L’Agenzia delle entrate con la circolare 207/E/2000 ha precisato che il concetto di controllo è fissato unicamente dall’articolo 2359 del codice civile, nulla valendo altre definizioni esistenti nei Paesi in cui è localizzata la società controllata.

Pertanto, sono considerate società controllate ai fini dell’applicazione della disciplina cfc:

  • le società in cui un’altra società dispone della maggioranza dei voti esercitabili nell’assemblea ordinaria (c.d. controllo di diritto); ai fini dell’individuazione di tali voti si computano anche i voti spettanti a società controllate, a società fiduciarie e a interposta persona, mentre non si computano i voti spettanti per conto di terzi;
  • le società in cui un’altra società dispone di voti sufficienti per esercitare un’influenza dominante nell’assemblea ordinaria (c.d. controllo di fatto); ai fini dell’individuazione di tali voti si computano anche i voti spettanti a società controllate, a società fiduciarie e a interposta persona, mentre non si computano i voti spettanti per conto di terzi;
  • le società che sono sotto influenza dominante di un’altra società in virtù di particolari vincoli contrattuali con essa (c.d. controllo in base a vincoli contrattuali). Si evidenzia come la relazione ministeriale al regolamento attuativo (D.M. n.429 del 21 novembre 2001) ha specificato che “ai fini dell’imputazione del reddito, oltre al controllo è necessaria una, seppur minima, partecipazione all’utile dell’impresa estera da parte del soggetto italiano”.

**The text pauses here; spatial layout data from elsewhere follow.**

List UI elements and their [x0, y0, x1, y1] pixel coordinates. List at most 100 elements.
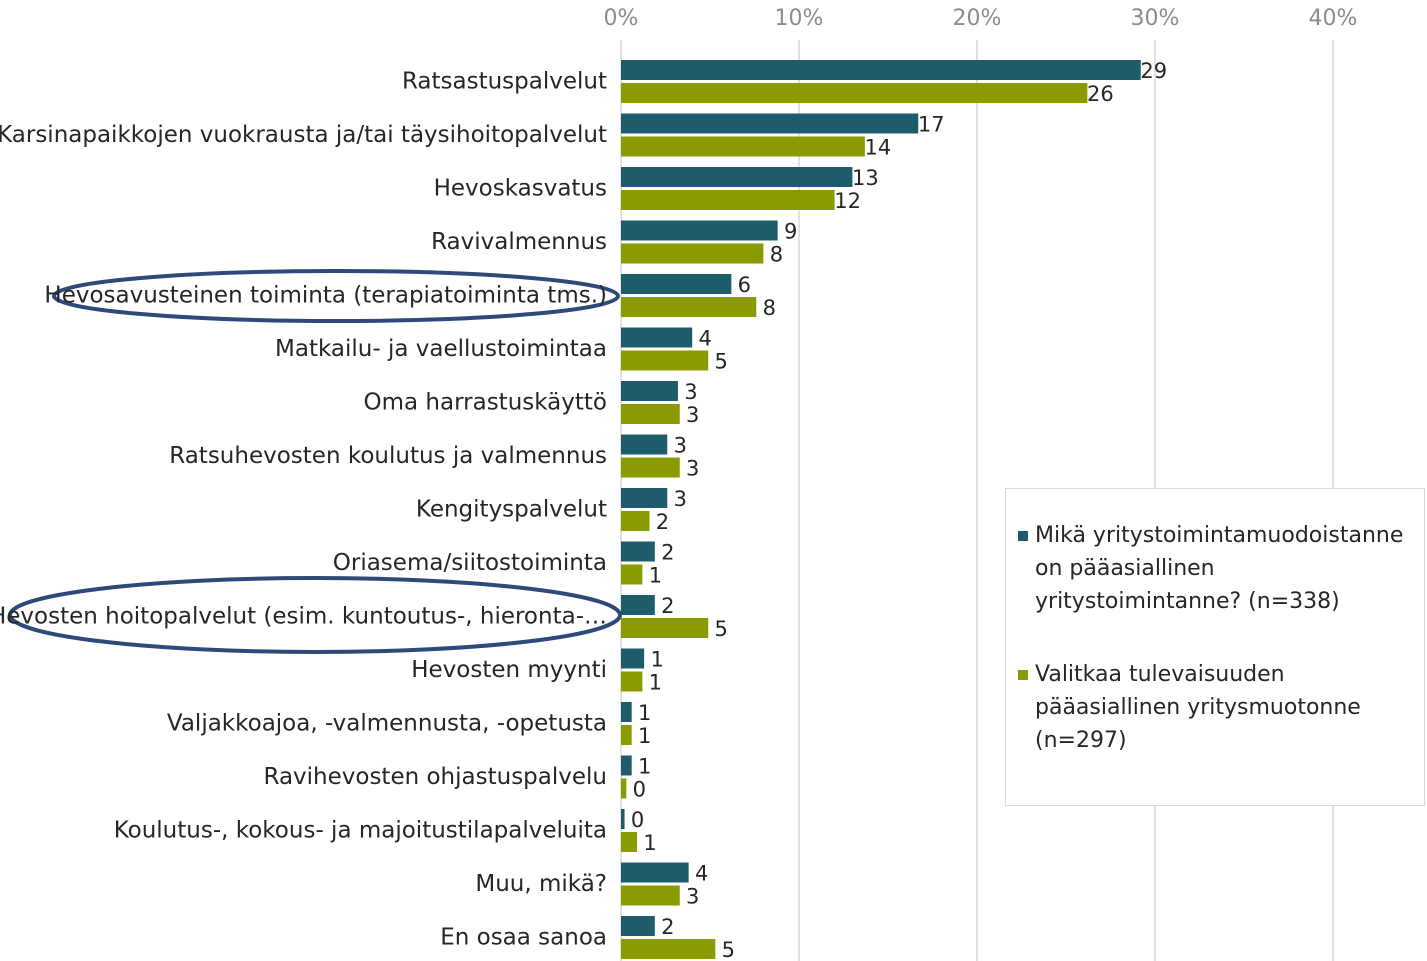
data-label: 1 [649, 671, 662, 695]
bar [621, 511, 650, 531]
data-label: 9 [784, 220, 797, 244]
data-label: 0 [631, 808, 644, 832]
bar [621, 671, 643, 692]
data-label: 1 [650, 648, 663, 672]
data-label: 5 [715, 350, 728, 374]
data-label: 13 [852, 166, 879, 190]
y-tick-label: Kengityspalvelut [416, 497, 607, 523]
bar [621, 404, 680, 424]
legend-item: Mikä yritystoimintamuodoistanne on pääas… [1018, 519, 1418, 618]
y-tick-label: Ravihevosten ohjastuspalvelu [263, 764, 607, 790]
bar [621, 457, 680, 478]
x-tick-label: 40% [1309, 6, 1358, 31]
data-label: 29 [1140, 59, 1167, 83]
data-label: 3 [674, 434, 687, 458]
data-label: 26 [1087, 82, 1114, 106]
bar [621, 862, 689, 883]
data-label: 6 [738, 273, 751, 297]
bar [621, 939, 716, 959]
legend: Mikä yritystoimintamuodoistanne on pääas… [1005, 488, 1425, 806]
y-tick-label: Oma harrastuskäyttö [364, 390, 607, 416]
bar [621, 541, 655, 562]
y-tick-label: Ravivalmennus [431, 229, 607, 255]
bar [621, 381, 678, 401]
bar [621, 832, 638, 852]
data-label: 3 [686, 885, 699, 909]
legend-label: Mikä yritystoimintamuodoistanne on pääas… [1035, 523, 1404, 614]
bar [621, 755, 632, 776]
data-label: 2 [656, 510, 669, 534]
y-tick-label: Muu, mikä? [475, 871, 607, 897]
data-label: 2 [661, 541, 674, 565]
data-label: 5 [722, 938, 735, 961]
bar [621, 434, 668, 455]
data-label: 1 [638, 724, 651, 748]
bar [621, 885, 680, 906]
bar [621, 113, 919, 134]
highlight-ellipse [52, 269, 620, 323]
data-label: 4 [695, 862, 708, 886]
data-label: 8 [763, 296, 776, 320]
data-label: 3 [686, 457, 699, 481]
y-tick-label: Koulutus-, kokous- ja majoitustilapalvel… [114, 818, 607, 844]
bar [621, 243, 764, 264]
bar [621, 136, 865, 157]
bar [621, 778, 627, 799]
data-label: 1 [638, 701, 651, 725]
data-label: 5 [715, 617, 728, 641]
bar [621, 618, 709, 638]
bar [621, 648, 645, 669]
bar [621, 60, 1141, 80]
data-label: 3 [674, 487, 687, 511]
y-tick-label: Hevosavusteinen toiminta (terapiatoimint… [44, 283, 607, 309]
bar [621, 274, 732, 294]
legend-swatch [1018, 670, 1028, 680]
data-label: 2 [661, 594, 674, 618]
x-tick-label: 10% [775, 6, 824, 31]
bar [621, 220, 778, 241]
data-label: 12 [834, 189, 861, 213]
data-label: 4 [699, 327, 712, 351]
data-label: 1 [649, 564, 662, 588]
x-tick-label: 0% [604, 6, 639, 31]
bar [621, 564, 643, 585]
bar [621, 297, 757, 317]
bar [621, 809, 625, 829]
bar [621, 595, 655, 615]
data-label: 14 [864, 136, 891, 160]
bar [621, 725, 632, 745]
y-tick-label: Hevosten myynti [411, 657, 607, 683]
legend-label: Valitkaa tulevaisuuden pääasiallinen yri… [1035, 662, 1361, 753]
legend-item: Valitkaa tulevaisuuden pääasiallinen yri… [1018, 658, 1418, 757]
highlight-ellipse [8, 576, 622, 654]
bar [621, 190, 835, 210]
legend-swatch [1018, 531, 1028, 541]
bar [621, 916, 655, 936]
data-label: 8 [770, 243, 783, 267]
y-tick-label: Karsinapaikkojen vuokrausta ja/tai täysi… [0, 122, 607, 148]
y-tick-label: Matkailu- ja vaellustoimintaa [275, 336, 607, 362]
bar [621, 327, 693, 348]
y-tick-label: En osaa sanoa [440, 925, 607, 951]
bar [621, 83, 1088, 103]
y-tick-label: Ratsastuspalvelut [402, 69, 607, 95]
y-tick-label: Valjakkoajoa, -valmennusta, -opetusta [167, 711, 607, 737]
y-tick-label: Hevosten hoitopalvelut (esim. kuntoutus-… [0, 604, 607, 630]
bar [621, 350, 709, 371]
y-tick-label: Ratsuhevosten koulutus ja valmennus [169, 443, 607, 469]
data-label: 3 [684, 380, 697, 404]
bar [621, 167, 853, 187]
data-label: 1 [643, 831, 656, 855]
data-label: 3 [686, 403, 699, 427]
y-tick-label: Oriasema/siitostoiminta [333, 550, 607, 576]
bar [621, 702, 632, 722]
data-label: 2 [661, 915, 674, 939]
data-label: 17 [918, 113, 945, 137]
x-tick-label: 30% [1131, 6, 1180, 31]
bar [621, 488, 668, 508]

Ai sensi dell’art.1 co.3 del D.M. 21 novembre 2001 n.429, per la verifica della sussistenza del controllo rileva la situazione esistente alla data di chiusura dell’esercizio o periodo di gestione del soggetto estero controllato.

Nel caso in cui né dallo statuto del soggetto estero controllato, né dalle disposizioni generali del Paese estero sia dato individuare una data di chiusura dell’esercizio o periodo di gestione, si dovrà fare riferimento alla data di chiusura dell’esercizio fiscale del soggetto residente controllante.

Per quanto riguarda le persone fisiche, l’art.1 co. 3 del D.M. 21 novembre 2001 n.429 ha specificato che, ai fini della determinazione del requisito del controllo, si deve tener conto anche dei voti spettanti ai familiari di cui all’art.5, comma 5, ossia il coniuge, i parenti entro il terzo grado e gli affini entro il secondo grado.

Si è detto che il controllo può essere esercitato indirettamente, anche tramite società fiduciarie o per interposta persona.

Si osserva, inoltre, che il controllo “a catena” rientra nell’ambito di applicazione della disciplina; tuttavia, si possono manifestare differenze a seconda che i soggetti attraverso i quali viene esercitato siano residenti all’estero o in Italia.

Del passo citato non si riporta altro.